Hence the appeal of utopian communities. "It's easy to think that when you live in isolation in a smaller human group, it will be easier to break with social norms," says the director. "Perhaps then there was more hope of achieving this."

That search was also sexual. In 'Aro berria', abortions play an important role in the narrative. "When I started researching, I was very surprised to learn that these issues were very much in vogue at the time. My parents were talking about polyamory, just like now," says the director. "Perhaps they were much more daring. And they expressed it in a particular way. They proclaimed: If we are going to question all the social norms we have inherited—family, marriage, partnership—we have to break with everything."

Unsatisfactory result

However, the result was not as liberating and satisfying as they had hoped. "I think they hurt themselves a lot," says Gorostidi. "Because, in reality, those mandates are very internalized. For example, with the issue of sexual liberation, they imposed on themselves practices that frightened or even disgusted them. Perhaps they were also very exciting and aroused their desire, because desire operates on a very unconscious level. But, according to the testimonies collected, there was a lot of pain because it was very violent."

The filmmaker continues her story, saying that when the community was considering liberation, "it was said that tantra would come and solve all the problems we have with sexuality: we have found an answer here. And when I read her texts from that time, there is a kind of naivety, a failure to understand that when it comes to the burden of reproduction, there is a burden that falls on women."

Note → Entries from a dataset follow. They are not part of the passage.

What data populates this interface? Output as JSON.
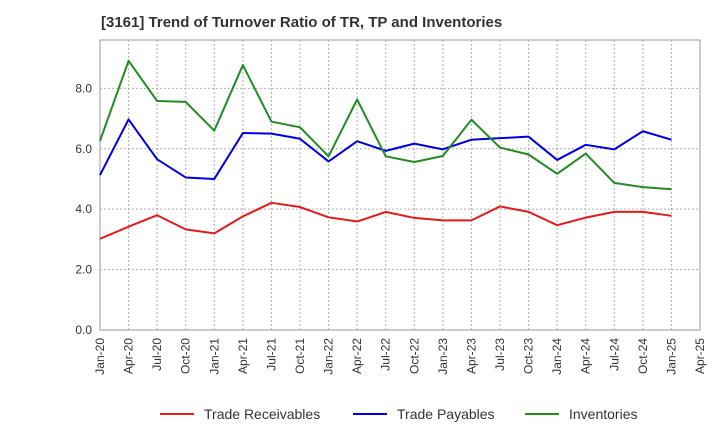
{
  "chart_data": {
    "type": "line",
    "title": "[3161]  Trend of Turnover Ratio of TR, TP and Inventories",
    "xlabel": "",
    "ylabel": "",
    "ylim": [
      0,
      9.6
    ],
    "y_ticks": [
      "0.0",
      "2.0",
      "4.0",
      "6.0",
      "8.0"
    ],
    "x_tick_labels": [
      "Jan-20",
      "Apr-20",
      "Jul-20",
      "Oct-20",
      "Jan-21",
      "Apr-21",
      "Jul-21",
      "Oct-21",
      "Jan-22",
      "Apr-22",
      "Jul-22",
      "Oct-22",
      "Jan-23",
      "Apr-23",
      "Jul-23",
      "Oct-23",
      "Jan-24",
      "Apr-24",
      "Jul-24",
      "Oct-24",
      "Jan-25",
      "Apr-25"
    ],
    "x": [
      "Jan-20",
      "Apr-20",
      "Jul-20",
      "Oct-20",
      "Jan-21",
      "Apr-21",
      "Jul-21",
      "Oct-21",
      "Jan-22",
      "Apr-22",
      "Jul-22",
      "Oct-22",
      "Jan-23",
      "Apr-23",
      "Jul-23",
      "Oct-23",
      "Jan-24",
      "Apr-24",
      "Jul-24",
      "Oct-24",
      "Jan-25"
    ],
    "grid": "dotted",
    "legend_position": "bottom",
    "series": [
      {
        "name": "Trade Receivables",
        "color": "#e31a1c",
        "values": [
          3.02,
          3.42,
          3.8,
          3.33,
          3.2,
          3.76,
          4.21,
          4.07,
          3.73,
          3.59,
          3.91,
          3.71,
          3.63,
          3.63,
          4.09,
          3.91,
          3.47,
          3.72,
          3.91,
          3.91,
          3.78
        ]
      },
      {
        "name": "Trade Payables",
        "color": "#0000e0",
        "values": [
          5.13,
          6.97,
          5.65,
          5.05,
          5.0,
          6.52,
          6.5,
          6.33,
          5.58,
          6.25,
          5.93,
          6.17,
          5.98,
          6.3,
          6.35,
          6.4,
          5.63,
          6.13,
          5.98,
          6.58,
          6.3
        ]
      },
      {
        "name": "Inventories",
        "color": "#228b22",
        "values": [
          6.26,
          8.91,
          7.58,
          7.55,
          6.6,
          8.77,
          6.9,
          6.71,
          5.75,
          7.63,
          5.75,
          5.56,
          5.76,
          6.96,
          6.04,
          5.81,
          5.17,
          5.84,
          4.87,
          4.73,
          4.66
        ]
      }
    ]
  }
}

That's why Gorostidi has always had a hard time with polyamory. "My parents already went through that and it turned out badly. And I find it very difficult to see it as a solution." Returning to the subject of naivety, she recalls a phrase from her parents: "We thought we could let go of everything, but then we couldn't. We hurt each other a lot and it was very disappointing."

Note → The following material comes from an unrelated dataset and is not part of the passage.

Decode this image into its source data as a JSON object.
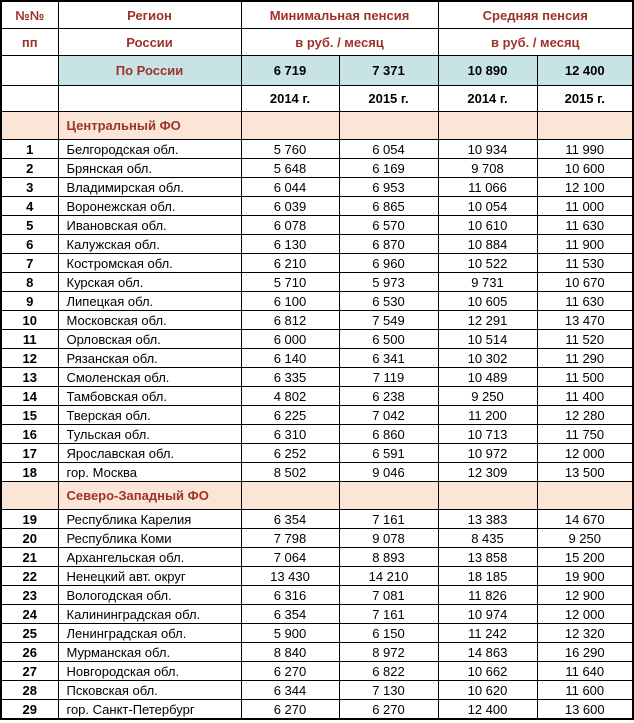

"We were very young people with little life experience. There was goodwill on everyone's part, but the changes were very demanding. Difficulties and contradictions arose in an environment where criticism was not welcome. Everyone went their own way. Given who we were, it couldn't have ended any other way. Everyone has their own view of what that was like," Miguel sums up the end of the Arco Iris community.

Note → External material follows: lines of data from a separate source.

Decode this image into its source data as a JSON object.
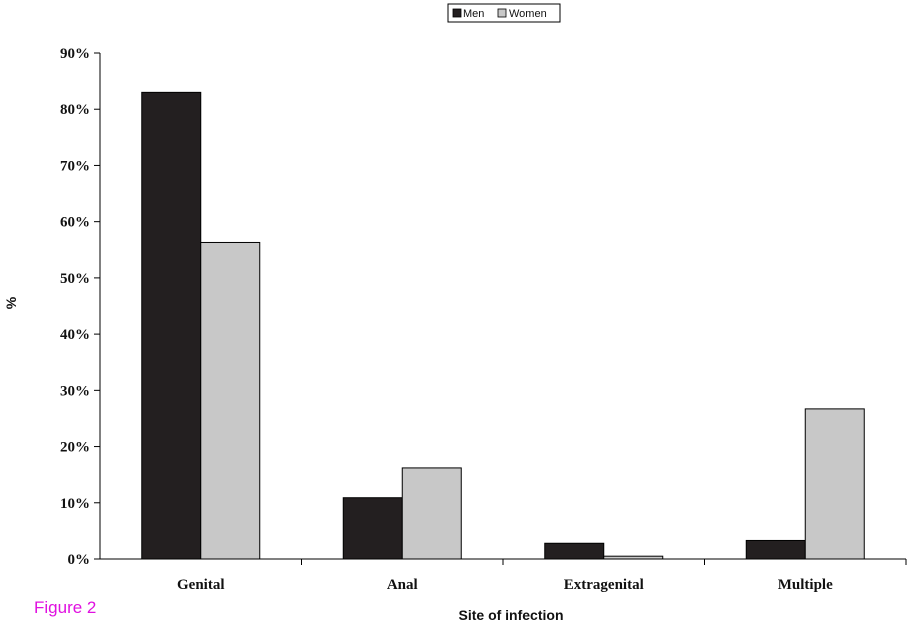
{
  "caption": "Figure 2",
  "chart_data": {
    "type": "bar",
    "categories": [
      "Genital",
      "Anal",
      "Extragenital",
      "Multiple"
    ],
    "series": [
      {
        "name": "Men",
        "color": "#231f20",
        "values": [
          83.0,
          10.9,
          2.8,
          3.3
        ]
      },
      {
        "name": "Women",
        "color": "#c8c8c8",
        "values": [
          56.3,
          16.2,
          0.5,
          26.7
        ]
      }
    ],
    "ylim": [
      0,
      90
    ],
    "yticks": [
      0,
      10,
      20,
      30,
      40,
      50,
      60,
      70,
      80,
      90
    ],
    "ytick_labels": [
      "0%",
      "10%",
      "20%",
      "30%",
      "40%",
      "50%",
      "60%",
      "70%",
      "80%",
      "90%"
    ],
    "xlabel": "Site of infection",
    "ylabel": "%",
    "legend_position": "top-center",
    "grid": false
  }
}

"It was a wonderful period. I am grateful to the magnificent warriors who were there, even those who later gave up many of those things because they couldn't assimilate them into their daily lives. It's clear that, like all periods, Arco Iris had its birth, its effervescence and, in a way, its germination and flowering. Then, you just have to leave. I couldn't stay any longer in a role that didn't feel right for me. Paradise also has its shadows," concludes Miyo.